Parler, Fransızca ‘konuşmak’ anlamına geliyor. Twitter’a alternatif olarak benzer bir formatta oluşturulan site şu an Amerikan sağcılarının buluşma noktası. Kullanıcı sayısı, Trump’ın girişiminden sonra 2 milyon kişiye ulaşan site kendini, ‘ABD Anayasasında yer alan İlk Değişikliğe’ göre hareket eden bir kurum olarak tanımlıyor. ‘First Amendment’ olarak bilinen ilk değişiklik yasasının 300 yıllık geçmişi var. Anayasanın 1. maddesine ek madde olarak eklenen bu yasa aynı zamanda ABD’deki ifade özgürlüğü kavramının da en temel çıkış noktası:
Trump’ın Twitter ile arasındaki problem de bu. Birçok Cumhuriyetçi de bu konudan muzdarip olduğunu iddia ediyor. Twitter’da Batılı aşırı sağın önemli isimleri Parler’a geçerken kitlelerini de oraya yönlendirmeye çalışıyorlar.

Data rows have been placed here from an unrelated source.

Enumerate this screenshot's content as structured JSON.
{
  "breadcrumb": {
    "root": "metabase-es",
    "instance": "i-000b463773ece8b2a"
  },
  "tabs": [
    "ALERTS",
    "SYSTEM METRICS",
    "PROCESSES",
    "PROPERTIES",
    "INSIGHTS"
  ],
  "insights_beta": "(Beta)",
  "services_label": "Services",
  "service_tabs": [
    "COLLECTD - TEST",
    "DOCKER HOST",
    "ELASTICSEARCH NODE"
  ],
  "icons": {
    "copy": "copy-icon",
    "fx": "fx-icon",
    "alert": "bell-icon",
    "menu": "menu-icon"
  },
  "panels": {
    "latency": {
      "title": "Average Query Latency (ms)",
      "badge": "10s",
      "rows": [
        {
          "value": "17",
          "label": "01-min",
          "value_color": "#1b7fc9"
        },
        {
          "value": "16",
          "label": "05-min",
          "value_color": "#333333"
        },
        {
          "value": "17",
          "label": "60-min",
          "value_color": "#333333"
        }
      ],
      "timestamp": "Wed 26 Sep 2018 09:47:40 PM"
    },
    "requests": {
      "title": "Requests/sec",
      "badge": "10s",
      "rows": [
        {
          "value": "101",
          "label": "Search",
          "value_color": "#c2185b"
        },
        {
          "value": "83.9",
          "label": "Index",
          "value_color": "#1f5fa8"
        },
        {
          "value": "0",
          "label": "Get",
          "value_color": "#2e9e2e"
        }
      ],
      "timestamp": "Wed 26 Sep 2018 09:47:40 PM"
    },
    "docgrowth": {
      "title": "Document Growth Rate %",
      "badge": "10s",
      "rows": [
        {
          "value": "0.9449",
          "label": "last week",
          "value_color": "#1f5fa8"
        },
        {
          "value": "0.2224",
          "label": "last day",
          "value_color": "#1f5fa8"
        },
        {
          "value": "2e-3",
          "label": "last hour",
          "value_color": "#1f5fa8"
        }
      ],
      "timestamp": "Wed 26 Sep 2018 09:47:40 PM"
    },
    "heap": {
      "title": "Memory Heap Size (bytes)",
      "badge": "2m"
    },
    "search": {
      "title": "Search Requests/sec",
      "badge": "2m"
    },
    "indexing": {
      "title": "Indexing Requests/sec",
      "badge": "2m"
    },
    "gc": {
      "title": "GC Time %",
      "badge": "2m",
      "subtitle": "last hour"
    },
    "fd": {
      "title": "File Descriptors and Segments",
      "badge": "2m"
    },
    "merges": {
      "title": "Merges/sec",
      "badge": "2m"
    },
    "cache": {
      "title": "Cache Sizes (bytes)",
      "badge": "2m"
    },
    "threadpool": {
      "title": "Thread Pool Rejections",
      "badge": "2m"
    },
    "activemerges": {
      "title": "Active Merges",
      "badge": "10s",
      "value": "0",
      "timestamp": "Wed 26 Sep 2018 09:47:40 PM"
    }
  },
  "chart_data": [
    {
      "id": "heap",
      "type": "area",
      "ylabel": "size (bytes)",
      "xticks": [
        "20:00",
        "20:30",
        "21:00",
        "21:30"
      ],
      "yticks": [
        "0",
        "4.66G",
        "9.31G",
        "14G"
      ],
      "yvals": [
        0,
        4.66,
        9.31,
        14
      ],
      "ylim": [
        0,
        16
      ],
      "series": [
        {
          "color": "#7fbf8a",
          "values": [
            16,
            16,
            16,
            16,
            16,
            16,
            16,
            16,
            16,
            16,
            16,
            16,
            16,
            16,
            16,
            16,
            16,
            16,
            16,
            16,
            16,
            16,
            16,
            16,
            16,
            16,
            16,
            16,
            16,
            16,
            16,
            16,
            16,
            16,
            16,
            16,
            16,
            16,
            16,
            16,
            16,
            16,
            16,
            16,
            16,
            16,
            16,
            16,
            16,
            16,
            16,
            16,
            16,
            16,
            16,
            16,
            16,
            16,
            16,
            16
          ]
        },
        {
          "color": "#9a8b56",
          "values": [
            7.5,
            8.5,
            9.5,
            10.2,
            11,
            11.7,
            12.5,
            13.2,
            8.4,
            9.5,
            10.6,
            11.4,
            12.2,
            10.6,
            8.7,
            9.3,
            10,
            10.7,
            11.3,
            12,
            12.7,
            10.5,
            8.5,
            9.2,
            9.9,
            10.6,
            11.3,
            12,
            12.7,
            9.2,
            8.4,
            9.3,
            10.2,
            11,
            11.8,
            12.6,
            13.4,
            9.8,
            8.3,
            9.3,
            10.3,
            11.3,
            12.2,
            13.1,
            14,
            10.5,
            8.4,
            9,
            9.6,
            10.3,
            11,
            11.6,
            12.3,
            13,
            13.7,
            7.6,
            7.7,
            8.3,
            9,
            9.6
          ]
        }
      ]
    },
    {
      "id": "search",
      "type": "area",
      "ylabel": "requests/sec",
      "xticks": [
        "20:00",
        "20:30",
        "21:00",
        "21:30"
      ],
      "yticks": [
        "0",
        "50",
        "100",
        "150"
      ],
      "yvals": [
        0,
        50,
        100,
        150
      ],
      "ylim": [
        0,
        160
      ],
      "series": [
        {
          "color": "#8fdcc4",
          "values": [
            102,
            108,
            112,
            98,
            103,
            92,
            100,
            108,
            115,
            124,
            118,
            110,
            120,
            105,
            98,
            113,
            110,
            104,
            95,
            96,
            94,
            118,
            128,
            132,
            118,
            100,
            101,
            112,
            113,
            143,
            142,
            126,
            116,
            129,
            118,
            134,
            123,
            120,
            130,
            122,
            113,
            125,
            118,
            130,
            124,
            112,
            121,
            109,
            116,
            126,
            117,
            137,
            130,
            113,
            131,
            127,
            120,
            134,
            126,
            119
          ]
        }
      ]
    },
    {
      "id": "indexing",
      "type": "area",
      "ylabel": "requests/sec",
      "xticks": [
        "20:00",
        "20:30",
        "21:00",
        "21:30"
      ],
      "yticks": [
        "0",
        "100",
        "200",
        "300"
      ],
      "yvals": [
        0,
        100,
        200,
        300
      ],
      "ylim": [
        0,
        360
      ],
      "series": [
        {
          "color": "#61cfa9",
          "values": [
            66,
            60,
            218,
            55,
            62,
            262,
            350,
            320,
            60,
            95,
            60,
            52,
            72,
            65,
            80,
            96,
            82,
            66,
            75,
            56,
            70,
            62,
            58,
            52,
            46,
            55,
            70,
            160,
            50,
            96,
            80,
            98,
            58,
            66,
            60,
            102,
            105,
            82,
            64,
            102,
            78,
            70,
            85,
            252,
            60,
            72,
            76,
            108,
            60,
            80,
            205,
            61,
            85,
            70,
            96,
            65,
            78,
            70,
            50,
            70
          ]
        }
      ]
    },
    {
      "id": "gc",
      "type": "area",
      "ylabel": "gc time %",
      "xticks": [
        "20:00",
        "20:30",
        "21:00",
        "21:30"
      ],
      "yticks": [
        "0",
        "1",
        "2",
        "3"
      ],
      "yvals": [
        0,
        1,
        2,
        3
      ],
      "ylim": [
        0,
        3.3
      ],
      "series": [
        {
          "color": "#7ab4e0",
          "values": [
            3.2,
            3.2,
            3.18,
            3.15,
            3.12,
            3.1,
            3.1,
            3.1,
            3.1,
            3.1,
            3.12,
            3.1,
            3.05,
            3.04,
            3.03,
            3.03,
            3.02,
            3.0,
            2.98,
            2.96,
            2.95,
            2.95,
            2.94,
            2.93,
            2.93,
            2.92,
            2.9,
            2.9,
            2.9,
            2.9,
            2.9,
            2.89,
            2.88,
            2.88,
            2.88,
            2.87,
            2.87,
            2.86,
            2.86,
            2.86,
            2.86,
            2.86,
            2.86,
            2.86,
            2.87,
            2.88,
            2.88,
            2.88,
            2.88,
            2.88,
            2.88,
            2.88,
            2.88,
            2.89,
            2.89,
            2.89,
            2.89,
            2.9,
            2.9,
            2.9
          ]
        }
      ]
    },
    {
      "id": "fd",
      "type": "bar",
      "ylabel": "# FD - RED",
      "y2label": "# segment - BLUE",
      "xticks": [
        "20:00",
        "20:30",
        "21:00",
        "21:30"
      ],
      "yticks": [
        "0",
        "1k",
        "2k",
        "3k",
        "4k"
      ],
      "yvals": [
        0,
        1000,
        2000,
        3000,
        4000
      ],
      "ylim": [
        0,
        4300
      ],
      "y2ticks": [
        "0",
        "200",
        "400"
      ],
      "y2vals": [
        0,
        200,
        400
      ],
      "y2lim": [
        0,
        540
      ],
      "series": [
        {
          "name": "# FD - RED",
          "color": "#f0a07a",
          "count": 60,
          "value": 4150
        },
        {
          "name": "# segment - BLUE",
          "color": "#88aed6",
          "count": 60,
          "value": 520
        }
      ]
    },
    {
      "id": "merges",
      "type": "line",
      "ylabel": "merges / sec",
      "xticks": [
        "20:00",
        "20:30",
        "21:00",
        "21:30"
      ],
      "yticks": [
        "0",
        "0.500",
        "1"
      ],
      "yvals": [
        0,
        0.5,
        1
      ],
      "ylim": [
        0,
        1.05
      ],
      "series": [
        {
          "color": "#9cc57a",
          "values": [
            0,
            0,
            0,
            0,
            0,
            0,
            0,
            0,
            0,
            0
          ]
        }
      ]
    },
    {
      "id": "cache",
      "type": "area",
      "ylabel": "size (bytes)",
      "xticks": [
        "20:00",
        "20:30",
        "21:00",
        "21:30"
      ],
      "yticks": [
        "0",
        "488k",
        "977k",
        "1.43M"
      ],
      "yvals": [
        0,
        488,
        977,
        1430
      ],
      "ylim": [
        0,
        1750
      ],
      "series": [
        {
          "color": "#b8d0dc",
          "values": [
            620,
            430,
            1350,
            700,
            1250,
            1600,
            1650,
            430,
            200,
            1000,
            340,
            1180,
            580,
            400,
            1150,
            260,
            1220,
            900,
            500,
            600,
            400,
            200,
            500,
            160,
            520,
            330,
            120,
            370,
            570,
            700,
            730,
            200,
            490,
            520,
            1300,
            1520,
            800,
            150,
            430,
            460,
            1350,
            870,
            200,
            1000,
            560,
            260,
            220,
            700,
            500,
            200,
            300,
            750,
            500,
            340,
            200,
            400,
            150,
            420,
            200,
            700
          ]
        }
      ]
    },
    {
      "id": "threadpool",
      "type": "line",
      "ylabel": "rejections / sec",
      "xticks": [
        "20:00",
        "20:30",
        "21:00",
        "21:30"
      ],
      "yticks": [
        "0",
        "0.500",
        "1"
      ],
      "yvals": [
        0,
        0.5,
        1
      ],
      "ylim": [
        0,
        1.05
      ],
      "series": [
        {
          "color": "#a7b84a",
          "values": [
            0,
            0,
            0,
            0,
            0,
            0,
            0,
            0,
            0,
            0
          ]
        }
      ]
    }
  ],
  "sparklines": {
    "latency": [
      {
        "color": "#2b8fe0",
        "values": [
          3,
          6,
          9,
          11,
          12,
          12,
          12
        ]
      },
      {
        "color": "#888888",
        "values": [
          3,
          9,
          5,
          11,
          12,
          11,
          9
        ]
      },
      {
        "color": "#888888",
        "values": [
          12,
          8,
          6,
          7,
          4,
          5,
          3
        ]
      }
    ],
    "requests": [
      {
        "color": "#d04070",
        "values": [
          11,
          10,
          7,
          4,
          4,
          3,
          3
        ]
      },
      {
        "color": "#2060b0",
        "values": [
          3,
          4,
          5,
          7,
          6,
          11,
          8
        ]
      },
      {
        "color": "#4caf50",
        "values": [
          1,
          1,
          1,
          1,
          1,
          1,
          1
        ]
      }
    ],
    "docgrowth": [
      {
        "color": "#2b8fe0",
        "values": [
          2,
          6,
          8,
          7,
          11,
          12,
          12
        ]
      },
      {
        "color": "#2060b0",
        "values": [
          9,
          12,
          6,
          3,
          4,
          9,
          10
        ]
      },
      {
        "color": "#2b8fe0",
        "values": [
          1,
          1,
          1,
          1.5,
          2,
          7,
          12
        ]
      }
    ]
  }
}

Örneğin; Twitter’da milyonlarca takipçisi olan Katie Hopkins, nefret suçu işlediği gerekçesiyle Twitter’da hesabı kapatılırken artık kendini Parler’dan ifade ediyor. Özgürce, mültecileri hamam böcekleri ile kıyaslamaya devam edebilecek. Ya da şişmanların çalışma hayatında yeri olmadığına dair fikirlerini de paylaşabilecek. Sistematik olarak kullandığı İslamofobik dili anayasanın ona verdiği 'özgürlük' ile kullanmaktan çekinmeyecek.
Bu şekilde sayısız Trump destekçisi ya da aşırı sağ radikal görüşleri olan isim mevcut. Jacob Wohl, Laura Loomer and Milo Yiannopoulos, Charlie Kirk and Candace Owens.
Hopkins gibi Lara Loomer da Twitter tarafından engellendi. Loomer’ın en büyük takıntısı ise senatodaki ilk müslüman kadın milletvekilerinden biri olan İlhan Omar. Tweetinde hem İslam hakkında kadınları taciz eden bir din tanımını kullanan hem de Omar hakkında Yahudi düşmanı deyip iftira atan Loomer’ın tek suçu ‘eleştiri miydi?’ ABD’nin en büyük medya kuruluşlarından biri, NBC konuyu ‘Ilhan Omar’ı eleştirdikten sonra Twitter tarafından banlandı’ şeklinde servis etti.
Twitter ifade özgürlüğünü mü engelliyor ifadeyi mi özgürleştiriyor?
Hoşgörüsüzlük hoşgörü ile karşılanabilir mi?
Aslında bu tartışma çok eskilere dayanıyor. İlk kez Karl Popper’ın ‘Hoşgörünün Paradoksu’ şeklinde ortaya attığı düşünce ‘Hoşgörüsüz görüşlere hoşgörü gösterilmesinin bir süre sonra o görüşlerin yaygınlaşmasına zemin hazırlayacağından’ bahseder. Bu şekilde agresif düşünceler hızlı bir şekilde toplumda yayılırken ana akım haline gelip ötekini yok etmek üzerine bir strateji geliştirebilir.
Bu konu için verilen en popüler örnek ise: Nazizm. Geçtiğimiz günlerde Harpar’s Magazine bir mektupta 115 akademisyen bu konu hakkında görüşlerini bildirdi. Akademisyenler, Trump’ın demokrasi için en büyük tehdit olduğunu ifade ediyor. ‘İstediğimiz demokrasi ancak her tarafta ortaya çıkan hoşgörüsüz iklime karşı konuşursak elde edilebilir.’ cümlesi de aynı metinden.
Roma’da insanlar kendilerini forumlarda ifade edebilirlerdi bugün ise bu forumların yerini sosyal medya platformları aldı. Güçlenen platformlar ise kendi yasalarını oluşturup kendi doğrularını dikte etmeye başlıyorlar. Bugün Twitter’ın yaptığı da bu.
Şimdilik nefret suçu üzerinden nispeten masum işleyen bu sürecin en dikkat çekici yanı ise yasa koyucunun Twitter’ın kendisi olması.
Yarın, insanların haber alma mekanizmasını kontrol eden bu platformların ne karar vereceği meçhul. Parler örneğinin de çıkışıyla artık toplumun birbirlerini okuyabileceği yapılar yerine kendi seslerini daha gür duyabileceği platformlar aradığı düşünülüyor. İnsanların, güvenli sitelere benzer yeni sosyal medya ‘mahalleleri' kurup kuramayacağını da zaman gösterecek.